Negocjacje płacowe mają także drugie dno. Poza podstawową rolą jaką pełnia, a mianowicie ustaleniem wynagrodzenia dla przyszłego pracownika dają też informację o osobowości kandydata. To, jak się zaprezentujemy w czasie rozmowy kwalifikacyjnej może rzucić cień lub światło na całą naszą przyszłą karierę w firmie. Pracodawca uzyskuje takie informacje o naszych cechach osobowości, jak stanowczość, pewność siebie, umiejętność argumentowania, elastyczność, konsekwencja w działaniu, gotowość do kompromisów. Na niektórych stanowiskach może stanowić to swego rodzaju test psychologiczny.

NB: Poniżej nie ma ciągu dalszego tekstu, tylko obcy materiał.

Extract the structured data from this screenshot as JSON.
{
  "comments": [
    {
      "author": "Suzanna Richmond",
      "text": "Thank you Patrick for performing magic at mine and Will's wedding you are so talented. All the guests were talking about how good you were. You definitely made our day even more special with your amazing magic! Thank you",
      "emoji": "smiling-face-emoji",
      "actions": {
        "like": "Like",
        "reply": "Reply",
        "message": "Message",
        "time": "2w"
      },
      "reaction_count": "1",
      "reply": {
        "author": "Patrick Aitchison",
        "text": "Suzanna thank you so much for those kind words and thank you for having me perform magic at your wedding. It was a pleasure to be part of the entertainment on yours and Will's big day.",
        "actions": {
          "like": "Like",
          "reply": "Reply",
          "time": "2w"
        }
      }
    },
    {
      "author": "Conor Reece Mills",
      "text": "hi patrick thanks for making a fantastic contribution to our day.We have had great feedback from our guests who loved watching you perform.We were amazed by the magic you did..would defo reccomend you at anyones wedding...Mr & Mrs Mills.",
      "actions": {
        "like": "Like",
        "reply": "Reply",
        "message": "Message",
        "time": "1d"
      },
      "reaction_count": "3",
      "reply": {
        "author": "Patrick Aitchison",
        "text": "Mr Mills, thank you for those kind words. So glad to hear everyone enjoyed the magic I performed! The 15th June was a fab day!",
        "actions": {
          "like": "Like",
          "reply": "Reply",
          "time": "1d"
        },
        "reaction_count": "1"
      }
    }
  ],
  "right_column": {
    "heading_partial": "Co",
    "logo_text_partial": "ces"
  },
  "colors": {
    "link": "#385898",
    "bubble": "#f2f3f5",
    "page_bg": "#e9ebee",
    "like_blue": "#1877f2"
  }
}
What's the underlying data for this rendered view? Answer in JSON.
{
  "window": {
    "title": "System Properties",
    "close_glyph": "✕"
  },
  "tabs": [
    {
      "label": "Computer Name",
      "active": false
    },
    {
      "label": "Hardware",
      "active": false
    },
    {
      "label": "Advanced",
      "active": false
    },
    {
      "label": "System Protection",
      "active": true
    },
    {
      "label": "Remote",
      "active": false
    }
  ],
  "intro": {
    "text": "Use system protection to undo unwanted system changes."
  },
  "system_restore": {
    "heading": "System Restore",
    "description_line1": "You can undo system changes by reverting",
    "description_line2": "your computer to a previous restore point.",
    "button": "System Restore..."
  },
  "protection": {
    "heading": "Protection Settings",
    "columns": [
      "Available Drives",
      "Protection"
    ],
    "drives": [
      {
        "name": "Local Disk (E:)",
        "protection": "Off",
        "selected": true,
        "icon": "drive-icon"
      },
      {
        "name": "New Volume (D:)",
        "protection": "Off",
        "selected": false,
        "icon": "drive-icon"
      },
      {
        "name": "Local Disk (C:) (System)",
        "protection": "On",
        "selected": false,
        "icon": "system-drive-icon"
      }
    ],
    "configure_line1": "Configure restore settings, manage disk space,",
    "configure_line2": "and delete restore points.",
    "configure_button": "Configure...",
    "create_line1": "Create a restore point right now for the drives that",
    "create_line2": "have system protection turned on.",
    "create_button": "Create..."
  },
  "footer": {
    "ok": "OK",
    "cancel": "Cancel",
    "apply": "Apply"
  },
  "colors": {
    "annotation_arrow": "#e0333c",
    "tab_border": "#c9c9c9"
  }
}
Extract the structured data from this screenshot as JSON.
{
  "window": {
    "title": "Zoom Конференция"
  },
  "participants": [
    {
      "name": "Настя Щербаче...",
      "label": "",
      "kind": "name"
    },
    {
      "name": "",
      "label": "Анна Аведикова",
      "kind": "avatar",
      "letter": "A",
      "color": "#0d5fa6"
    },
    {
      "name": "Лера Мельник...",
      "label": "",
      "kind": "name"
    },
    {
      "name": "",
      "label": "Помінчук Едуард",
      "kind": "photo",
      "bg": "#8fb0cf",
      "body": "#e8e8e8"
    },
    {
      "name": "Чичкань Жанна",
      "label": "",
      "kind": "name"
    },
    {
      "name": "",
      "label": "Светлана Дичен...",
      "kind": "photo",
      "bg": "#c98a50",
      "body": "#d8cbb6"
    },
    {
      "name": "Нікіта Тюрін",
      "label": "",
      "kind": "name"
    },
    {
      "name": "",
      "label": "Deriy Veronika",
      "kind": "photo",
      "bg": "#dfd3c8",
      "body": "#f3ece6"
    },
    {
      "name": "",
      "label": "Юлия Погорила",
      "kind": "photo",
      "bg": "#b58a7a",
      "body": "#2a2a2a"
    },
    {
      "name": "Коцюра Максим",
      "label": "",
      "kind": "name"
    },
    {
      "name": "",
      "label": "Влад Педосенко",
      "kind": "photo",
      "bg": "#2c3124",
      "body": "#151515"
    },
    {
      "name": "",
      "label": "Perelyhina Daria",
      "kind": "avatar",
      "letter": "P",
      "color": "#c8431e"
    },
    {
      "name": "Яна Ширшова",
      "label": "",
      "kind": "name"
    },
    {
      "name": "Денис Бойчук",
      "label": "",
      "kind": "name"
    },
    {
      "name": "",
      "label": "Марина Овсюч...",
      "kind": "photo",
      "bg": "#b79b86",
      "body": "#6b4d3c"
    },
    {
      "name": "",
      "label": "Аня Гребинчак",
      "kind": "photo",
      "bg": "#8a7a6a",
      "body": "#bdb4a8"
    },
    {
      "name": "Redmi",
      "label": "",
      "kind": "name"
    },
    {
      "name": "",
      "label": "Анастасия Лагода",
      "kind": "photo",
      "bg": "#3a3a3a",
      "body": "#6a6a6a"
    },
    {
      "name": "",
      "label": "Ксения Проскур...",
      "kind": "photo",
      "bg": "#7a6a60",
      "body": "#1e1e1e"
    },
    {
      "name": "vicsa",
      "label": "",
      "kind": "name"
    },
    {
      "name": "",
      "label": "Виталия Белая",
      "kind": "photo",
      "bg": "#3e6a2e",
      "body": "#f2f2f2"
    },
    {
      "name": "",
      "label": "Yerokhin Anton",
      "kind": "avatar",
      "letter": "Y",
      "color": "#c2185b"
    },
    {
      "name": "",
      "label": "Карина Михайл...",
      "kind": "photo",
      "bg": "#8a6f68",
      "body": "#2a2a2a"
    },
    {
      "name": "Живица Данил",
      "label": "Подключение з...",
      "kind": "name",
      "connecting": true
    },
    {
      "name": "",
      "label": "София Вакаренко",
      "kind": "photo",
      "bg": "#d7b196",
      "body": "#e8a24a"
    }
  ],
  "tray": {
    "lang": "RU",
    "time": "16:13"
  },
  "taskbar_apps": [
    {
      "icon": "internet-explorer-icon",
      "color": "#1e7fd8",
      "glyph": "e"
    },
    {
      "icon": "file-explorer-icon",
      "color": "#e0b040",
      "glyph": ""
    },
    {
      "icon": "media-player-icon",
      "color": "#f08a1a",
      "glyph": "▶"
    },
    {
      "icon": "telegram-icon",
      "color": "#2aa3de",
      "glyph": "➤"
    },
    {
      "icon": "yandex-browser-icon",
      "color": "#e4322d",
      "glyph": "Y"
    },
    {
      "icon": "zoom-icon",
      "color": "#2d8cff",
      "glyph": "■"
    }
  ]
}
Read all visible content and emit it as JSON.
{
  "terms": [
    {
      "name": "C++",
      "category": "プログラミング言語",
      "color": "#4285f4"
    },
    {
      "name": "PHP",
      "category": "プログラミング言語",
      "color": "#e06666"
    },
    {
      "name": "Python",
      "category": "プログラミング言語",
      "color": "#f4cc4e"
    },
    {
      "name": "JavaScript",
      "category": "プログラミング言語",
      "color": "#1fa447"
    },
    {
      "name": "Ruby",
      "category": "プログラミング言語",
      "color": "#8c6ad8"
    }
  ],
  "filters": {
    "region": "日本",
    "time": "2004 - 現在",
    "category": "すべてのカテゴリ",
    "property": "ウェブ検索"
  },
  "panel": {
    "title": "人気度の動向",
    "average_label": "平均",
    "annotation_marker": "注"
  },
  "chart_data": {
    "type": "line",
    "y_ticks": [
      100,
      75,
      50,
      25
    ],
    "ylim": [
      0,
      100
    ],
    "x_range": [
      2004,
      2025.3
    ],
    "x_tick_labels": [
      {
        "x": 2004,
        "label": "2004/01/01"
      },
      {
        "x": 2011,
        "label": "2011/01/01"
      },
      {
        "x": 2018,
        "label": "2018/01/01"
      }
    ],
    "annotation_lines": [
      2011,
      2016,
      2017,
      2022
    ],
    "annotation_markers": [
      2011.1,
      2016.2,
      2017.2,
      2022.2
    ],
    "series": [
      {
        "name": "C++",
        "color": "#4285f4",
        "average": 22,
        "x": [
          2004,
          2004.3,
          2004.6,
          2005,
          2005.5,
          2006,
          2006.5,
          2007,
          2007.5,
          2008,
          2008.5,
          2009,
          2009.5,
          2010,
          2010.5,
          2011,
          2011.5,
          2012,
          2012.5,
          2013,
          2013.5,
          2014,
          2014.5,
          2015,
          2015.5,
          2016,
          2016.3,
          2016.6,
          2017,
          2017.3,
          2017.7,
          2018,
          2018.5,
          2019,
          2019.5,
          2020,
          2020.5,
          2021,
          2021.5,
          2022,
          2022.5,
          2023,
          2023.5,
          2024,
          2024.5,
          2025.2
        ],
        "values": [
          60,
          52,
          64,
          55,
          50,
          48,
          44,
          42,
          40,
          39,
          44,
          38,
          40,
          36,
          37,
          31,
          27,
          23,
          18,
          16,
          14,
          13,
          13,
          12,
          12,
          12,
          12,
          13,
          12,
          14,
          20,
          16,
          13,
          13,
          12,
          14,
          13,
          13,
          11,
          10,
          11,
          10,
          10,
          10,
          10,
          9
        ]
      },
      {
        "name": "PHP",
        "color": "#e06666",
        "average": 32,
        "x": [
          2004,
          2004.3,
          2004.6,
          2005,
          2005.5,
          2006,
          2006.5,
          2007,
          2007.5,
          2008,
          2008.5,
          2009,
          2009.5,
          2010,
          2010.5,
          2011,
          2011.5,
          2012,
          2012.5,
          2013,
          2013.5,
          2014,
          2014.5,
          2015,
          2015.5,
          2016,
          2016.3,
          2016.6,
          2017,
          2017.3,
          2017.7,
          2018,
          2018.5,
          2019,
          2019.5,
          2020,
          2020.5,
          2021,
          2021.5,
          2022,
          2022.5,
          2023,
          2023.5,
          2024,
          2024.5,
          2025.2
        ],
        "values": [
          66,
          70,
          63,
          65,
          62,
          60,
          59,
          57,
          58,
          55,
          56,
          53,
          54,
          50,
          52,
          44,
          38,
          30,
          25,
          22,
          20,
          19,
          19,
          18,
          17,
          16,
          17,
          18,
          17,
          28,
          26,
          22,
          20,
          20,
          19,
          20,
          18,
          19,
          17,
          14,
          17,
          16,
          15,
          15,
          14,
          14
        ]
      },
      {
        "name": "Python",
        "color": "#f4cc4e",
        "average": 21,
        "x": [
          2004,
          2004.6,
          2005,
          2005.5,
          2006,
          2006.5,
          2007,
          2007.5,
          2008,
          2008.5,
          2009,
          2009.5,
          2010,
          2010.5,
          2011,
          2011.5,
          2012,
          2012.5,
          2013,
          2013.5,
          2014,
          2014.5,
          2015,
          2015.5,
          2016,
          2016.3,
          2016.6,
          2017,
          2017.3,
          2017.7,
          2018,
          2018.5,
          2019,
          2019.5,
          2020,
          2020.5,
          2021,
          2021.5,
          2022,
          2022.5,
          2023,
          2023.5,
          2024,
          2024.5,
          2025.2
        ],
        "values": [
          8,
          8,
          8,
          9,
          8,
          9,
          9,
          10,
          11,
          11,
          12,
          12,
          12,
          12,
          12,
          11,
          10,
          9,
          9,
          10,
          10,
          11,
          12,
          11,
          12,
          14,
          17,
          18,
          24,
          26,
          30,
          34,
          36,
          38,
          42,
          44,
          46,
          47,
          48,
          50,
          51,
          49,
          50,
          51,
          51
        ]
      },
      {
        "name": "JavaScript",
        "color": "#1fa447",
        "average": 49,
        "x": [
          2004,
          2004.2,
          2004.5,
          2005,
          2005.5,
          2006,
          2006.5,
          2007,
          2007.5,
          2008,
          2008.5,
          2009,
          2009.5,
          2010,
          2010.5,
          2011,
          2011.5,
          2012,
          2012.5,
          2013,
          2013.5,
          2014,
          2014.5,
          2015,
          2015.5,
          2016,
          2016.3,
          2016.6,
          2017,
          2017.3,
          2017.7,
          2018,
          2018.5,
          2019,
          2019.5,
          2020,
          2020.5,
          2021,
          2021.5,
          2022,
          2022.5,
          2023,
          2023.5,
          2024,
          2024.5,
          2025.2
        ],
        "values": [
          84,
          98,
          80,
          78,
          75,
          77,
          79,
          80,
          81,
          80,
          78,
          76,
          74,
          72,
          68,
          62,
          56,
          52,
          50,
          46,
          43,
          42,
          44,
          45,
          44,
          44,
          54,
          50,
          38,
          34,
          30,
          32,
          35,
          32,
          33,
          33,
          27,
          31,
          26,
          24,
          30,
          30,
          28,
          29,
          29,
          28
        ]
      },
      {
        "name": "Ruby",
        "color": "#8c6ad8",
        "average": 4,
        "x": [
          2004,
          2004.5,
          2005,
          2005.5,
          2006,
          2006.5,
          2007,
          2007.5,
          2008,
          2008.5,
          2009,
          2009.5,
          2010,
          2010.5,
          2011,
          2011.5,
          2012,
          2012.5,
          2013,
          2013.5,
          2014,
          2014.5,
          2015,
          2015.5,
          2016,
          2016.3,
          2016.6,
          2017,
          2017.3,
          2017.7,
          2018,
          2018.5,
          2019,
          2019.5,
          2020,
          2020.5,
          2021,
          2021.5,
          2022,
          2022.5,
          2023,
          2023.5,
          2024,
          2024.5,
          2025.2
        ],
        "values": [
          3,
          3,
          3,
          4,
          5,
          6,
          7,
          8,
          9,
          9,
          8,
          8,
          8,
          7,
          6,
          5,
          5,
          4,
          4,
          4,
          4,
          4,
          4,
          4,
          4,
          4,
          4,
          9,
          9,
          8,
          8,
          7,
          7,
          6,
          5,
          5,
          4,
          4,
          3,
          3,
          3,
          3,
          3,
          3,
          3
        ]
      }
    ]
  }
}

Każde negocjacje płacowe kończą się kompromisem. Rezultat nas zadowoli jedynie wtedy, gdy pozwoli na zaspokojenie najwyższych pozycji w rankingu naszych oczekiwań. Warto zastanowić się jaką część wynagrodzenia jesteśmy w stanie oddać w zamian za telefon czy samochód służbowy. Czasami nasze oczekiwania przekraczają możliwości pracodawcy. Istnieje wiele formalnych ograniczeń, których nie można przekraczać. Dotyczą one np. średniego czasu pracy, dodatków na danym stanowisku, minimalnego wynagrodzenia. Pracodawca jest też związane wewnętrznymi regulaminami i siatkami płac. Świadomość możliwości organizacyjnych i finansowych pracodawcy ułatwi nam negocjacje i ustalenie propozycji, na które możemy sobie pozwolić. Jeśli jednak nie posiadamy takich informacji, należy być otwartym na te wiadomości już w czasie trwania rozmowy kwalifikacyjnej i na bieżąco reagować na nową sytuację.